While we don’t like to admit it, one of the biggest reasons may be that voters just don’t care that much about climate change and other environmental issues.
Poll after poll of likely voters in almost any election – from city council up to president – shows that when you ask voters to list the issues they care about most, climate change and other environmental issues are almost always close to the bottom.
This is a big problem.
The lack of voter “demand” for environmental leadership has a huge impact on policymaking because politicians spend much of their time polling voters to see what they care about.
And if voters don’t care about the environment, why on earth would we expect politicians to?

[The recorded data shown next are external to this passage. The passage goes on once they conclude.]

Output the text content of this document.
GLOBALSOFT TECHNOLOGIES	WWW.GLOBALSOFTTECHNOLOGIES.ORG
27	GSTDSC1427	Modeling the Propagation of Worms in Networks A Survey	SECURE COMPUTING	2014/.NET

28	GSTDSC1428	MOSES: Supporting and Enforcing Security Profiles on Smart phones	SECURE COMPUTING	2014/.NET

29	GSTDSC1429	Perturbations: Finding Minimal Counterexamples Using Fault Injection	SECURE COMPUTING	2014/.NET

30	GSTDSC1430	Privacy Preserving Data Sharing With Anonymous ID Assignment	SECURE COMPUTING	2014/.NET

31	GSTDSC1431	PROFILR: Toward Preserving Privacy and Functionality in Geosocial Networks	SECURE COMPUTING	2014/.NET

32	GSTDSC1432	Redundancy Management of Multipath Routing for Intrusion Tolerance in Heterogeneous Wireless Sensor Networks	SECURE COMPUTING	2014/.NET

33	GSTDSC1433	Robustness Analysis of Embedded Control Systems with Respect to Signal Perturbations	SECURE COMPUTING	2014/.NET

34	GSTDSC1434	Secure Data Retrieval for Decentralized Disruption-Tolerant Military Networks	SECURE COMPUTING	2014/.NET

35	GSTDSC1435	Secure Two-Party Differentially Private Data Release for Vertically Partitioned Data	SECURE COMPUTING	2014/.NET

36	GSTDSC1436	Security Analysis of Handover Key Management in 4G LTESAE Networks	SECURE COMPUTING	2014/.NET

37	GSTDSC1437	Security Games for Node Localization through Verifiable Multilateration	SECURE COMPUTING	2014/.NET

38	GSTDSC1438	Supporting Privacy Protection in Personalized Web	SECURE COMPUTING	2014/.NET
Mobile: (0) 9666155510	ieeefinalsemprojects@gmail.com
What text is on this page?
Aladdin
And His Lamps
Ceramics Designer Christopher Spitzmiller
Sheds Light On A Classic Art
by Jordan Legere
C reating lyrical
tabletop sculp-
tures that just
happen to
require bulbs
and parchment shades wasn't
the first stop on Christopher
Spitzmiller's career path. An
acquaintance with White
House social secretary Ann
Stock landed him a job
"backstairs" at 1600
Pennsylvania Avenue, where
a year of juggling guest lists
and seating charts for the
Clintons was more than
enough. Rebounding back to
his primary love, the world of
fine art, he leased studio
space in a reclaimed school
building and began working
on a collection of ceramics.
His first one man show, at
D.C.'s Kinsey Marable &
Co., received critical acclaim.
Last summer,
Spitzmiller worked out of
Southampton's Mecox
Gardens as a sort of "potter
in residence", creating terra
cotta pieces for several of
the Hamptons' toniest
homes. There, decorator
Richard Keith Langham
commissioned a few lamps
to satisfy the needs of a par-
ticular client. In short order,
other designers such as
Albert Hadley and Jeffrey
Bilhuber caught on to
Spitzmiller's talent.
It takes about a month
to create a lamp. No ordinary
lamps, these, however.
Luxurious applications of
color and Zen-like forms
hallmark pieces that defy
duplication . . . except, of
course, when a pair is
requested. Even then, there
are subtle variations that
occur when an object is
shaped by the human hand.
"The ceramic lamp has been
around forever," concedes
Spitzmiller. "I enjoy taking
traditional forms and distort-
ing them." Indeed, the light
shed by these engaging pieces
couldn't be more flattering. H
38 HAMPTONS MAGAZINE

But wait – there’s some good news:
The Environmental Voter Project has discovered that there are actually millions of Americans who deeply care about climate change, conservation, clean air, clean water, and other environmental issues. But here’s the thing: these people don’t vote and so they never show up in “likely voter” polls or on politicians’ radar screens.
In fact, the Environmental Voter Project has identified over 15 million environmentalists who don’t vote.
I know, I know. You’re probably saying “THIS is the good news?”
Yes, this is good news. Here’s why:
Our research reveals that there are millions of people who already care deeply about the environment, which means that the environmental movement doesn’t necessarily have a “persuasion” problem; instead, we have a “turnout” problem.
And voter turnout problems are much easier to solve than voter persuasion problems.
Recent studies have shown that trying to persuade climate deniers to change their minds not only (usually) doesn’t work, but it often makes them dig their heels in and become even more intractable (the so-called “backfire effect”).
Alternatively, getting the 15.78 million already persuaded environmental non-voters to alter their habits just a bit and start voting is relatively cheap and simple. We can do this in two ways.
First, big data analytics and predictive modeling allow us to identify people based on the issues they prioritize and their voting histories.
Second, a new generation of behavioral scientists is testing cheap, scalable, and effective techniques to motivate people to vote, often for the first time.
These are the cutting-edge tools that the Environmental Voter Project uses to find, register, and mobilize non-voting environmentalists, and we’re confident that the same tools will soon be used to mobilize other groups who are under-represented in electoral politics.
Most importantly, these tools should give us hope – hope that we already have an environmental majority. Now let’s get to work engaging and mobilizing them.